I wasn't particularly considering databind as I would most likely not be using it for my specific usecase (kotlin delegate properties which store the name of their field) however, for databind, one solution would be to introduce smth like @Comment(String), which would write a comment before the field is written. it would not support writing comments after the field.

and, any formats which don't support comments would just ignore it.

and, imo, there should be zero support for deserializing the comments into a POJO. comments are not data, only a bit of metadata, generally for a human reading it.

  1. Even harder: expose comments on reader (deserialization) side, mostly to allow read-edit-write cycle

I don't particularly see them as being super useful to be exposed to the reader, as they're comments. the contents of them does not matter.

however, I do think that they should be stored in the parsed AST (JsonNode), that way if you deserialize -> serialize a config file (to a JsonNode. it would not work with databind, as the comments are ignored when deserializing to the POJO), the comments are preserved.

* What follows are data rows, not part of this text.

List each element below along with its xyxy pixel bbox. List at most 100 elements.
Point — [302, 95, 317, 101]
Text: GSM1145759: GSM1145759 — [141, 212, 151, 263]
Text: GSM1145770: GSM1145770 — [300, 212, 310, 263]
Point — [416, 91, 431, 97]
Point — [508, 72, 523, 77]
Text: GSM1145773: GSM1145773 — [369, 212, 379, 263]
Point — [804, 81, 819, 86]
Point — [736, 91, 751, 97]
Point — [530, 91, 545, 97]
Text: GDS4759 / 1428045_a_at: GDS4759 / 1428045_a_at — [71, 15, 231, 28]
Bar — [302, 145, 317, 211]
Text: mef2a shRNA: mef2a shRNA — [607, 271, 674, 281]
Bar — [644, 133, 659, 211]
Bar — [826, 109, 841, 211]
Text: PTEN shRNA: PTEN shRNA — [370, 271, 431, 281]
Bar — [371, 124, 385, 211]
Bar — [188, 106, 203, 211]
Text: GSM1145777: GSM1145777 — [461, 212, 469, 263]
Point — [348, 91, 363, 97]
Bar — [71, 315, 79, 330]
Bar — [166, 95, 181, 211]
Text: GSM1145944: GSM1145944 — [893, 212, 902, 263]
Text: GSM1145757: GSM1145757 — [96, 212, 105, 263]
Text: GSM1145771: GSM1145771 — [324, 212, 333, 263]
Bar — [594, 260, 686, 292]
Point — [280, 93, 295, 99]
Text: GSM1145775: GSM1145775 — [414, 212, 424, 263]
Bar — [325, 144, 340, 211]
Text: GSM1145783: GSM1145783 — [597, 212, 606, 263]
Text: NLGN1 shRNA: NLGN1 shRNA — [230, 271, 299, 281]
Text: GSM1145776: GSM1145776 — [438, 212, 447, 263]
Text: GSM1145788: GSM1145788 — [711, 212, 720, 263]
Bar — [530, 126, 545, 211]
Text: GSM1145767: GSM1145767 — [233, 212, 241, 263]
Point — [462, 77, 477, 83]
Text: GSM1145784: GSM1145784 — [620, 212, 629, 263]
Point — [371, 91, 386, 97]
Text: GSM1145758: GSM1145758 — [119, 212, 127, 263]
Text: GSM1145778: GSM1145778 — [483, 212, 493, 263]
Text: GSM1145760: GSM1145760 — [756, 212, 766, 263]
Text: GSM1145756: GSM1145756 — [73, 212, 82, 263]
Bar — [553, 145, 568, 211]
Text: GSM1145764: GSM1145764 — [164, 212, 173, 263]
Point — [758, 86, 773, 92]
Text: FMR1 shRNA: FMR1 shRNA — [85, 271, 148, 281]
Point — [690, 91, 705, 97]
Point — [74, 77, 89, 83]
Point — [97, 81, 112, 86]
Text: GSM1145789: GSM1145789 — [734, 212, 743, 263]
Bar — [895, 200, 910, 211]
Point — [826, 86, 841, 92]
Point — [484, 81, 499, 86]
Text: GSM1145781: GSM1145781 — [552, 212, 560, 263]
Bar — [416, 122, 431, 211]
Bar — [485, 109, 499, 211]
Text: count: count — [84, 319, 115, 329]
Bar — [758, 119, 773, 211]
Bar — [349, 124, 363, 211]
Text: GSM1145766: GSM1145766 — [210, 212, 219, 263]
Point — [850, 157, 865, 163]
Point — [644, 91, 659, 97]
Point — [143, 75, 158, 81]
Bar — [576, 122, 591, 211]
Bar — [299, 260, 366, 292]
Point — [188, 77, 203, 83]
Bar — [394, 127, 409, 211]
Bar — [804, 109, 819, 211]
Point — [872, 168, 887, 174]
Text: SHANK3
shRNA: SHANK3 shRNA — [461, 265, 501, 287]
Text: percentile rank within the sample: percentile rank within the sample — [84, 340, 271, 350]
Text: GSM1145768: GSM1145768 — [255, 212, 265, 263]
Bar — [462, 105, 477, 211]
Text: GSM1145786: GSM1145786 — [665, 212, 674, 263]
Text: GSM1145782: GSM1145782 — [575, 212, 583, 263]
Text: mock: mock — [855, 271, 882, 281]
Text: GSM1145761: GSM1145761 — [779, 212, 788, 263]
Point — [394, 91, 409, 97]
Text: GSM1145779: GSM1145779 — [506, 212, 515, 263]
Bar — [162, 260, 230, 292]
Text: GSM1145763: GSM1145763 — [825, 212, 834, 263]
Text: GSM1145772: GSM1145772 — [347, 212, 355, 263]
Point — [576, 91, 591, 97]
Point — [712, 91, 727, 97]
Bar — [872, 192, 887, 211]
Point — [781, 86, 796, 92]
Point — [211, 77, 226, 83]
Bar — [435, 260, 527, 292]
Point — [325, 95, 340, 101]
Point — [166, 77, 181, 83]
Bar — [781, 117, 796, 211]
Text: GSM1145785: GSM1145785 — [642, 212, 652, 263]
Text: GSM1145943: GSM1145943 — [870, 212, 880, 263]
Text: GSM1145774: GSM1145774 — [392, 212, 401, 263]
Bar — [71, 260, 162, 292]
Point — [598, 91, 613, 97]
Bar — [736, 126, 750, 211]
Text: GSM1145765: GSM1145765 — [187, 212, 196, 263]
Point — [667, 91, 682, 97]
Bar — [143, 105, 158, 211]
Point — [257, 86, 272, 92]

I was thinking smth like hasComments(): Boolean (defaults to return false in unsupported formats), and getComments(): List<String>, returning the comments that are above a particular node. additionally, to add comments to the JsonNode, you'd either call addComment(String) or replaceComments(String)/replaceComments(List<String>). the comments returned by getComments() would be a list, which each element in the list is the comment on one line. so, the (yaml) comments

# foo
# bar

would return a list of [" foo", " bar"] (note: leading & trailing whitespace is preserved.) addComment(String) would add a comment to the end of the list, replaceComments(String)/replaceComnents(List<String>) would replace the entire list of comments. both of them will accept multi-line strings, and will split the strings before it adds them to the list.

Still, tackling (1) would be the first step I think. It could potentially include adding writeComment(String) method in shared JsonGenerator (default implementation likely throwing exception saying format does not support comments), adding actual implementation for supported backends (YAML, XML, JSON (if and only if enabled with non-standard JsonWriteFeature), Ion (I think?) )

rather than hard-failing on attempting to write a comment in an unsupported format, it could soft-fail and just return without it being written. as, the comment is (technically) "optional metadata", so nothing has actually gone "wrong" (per-se) if it is not written.

cowtowncoder commented 8 months ago

Yeah; I think there are many limited ways to support comments that could be useful. Support for JsonNode would be quite difficult in a way that would not change immutability aspects of some types (BooleanNode, NullNode are stateless, immutable) and add memory overhead for all users, so not sure I would want to consider that.

But we should start with the streaming write (JsonGenerator) and maybe read (JsonParser).

solonovamax commented 8 months ago

Yeah; I think there are many limited ways to support comments that could be useful. Support for JsonNode would be quite difficult in a way that would not change immutability aspects of some types (BooleanNode, NullNode are stateless, immutable) and add memory overhead for all users, so not sure I would want to consider that.

ah, hmm, that is actually a good point.

cowtowncoder commented 8 months ago

Thinking out aloud, of course alternate direction wrt comments, JsonNode would be to have comment aspect as wrapper (CommentNode or maybe... AnnotatedNode that has comment and then real node it is associated with as sort of content). That wouldn't work well with existing code, but conceptually might make sense.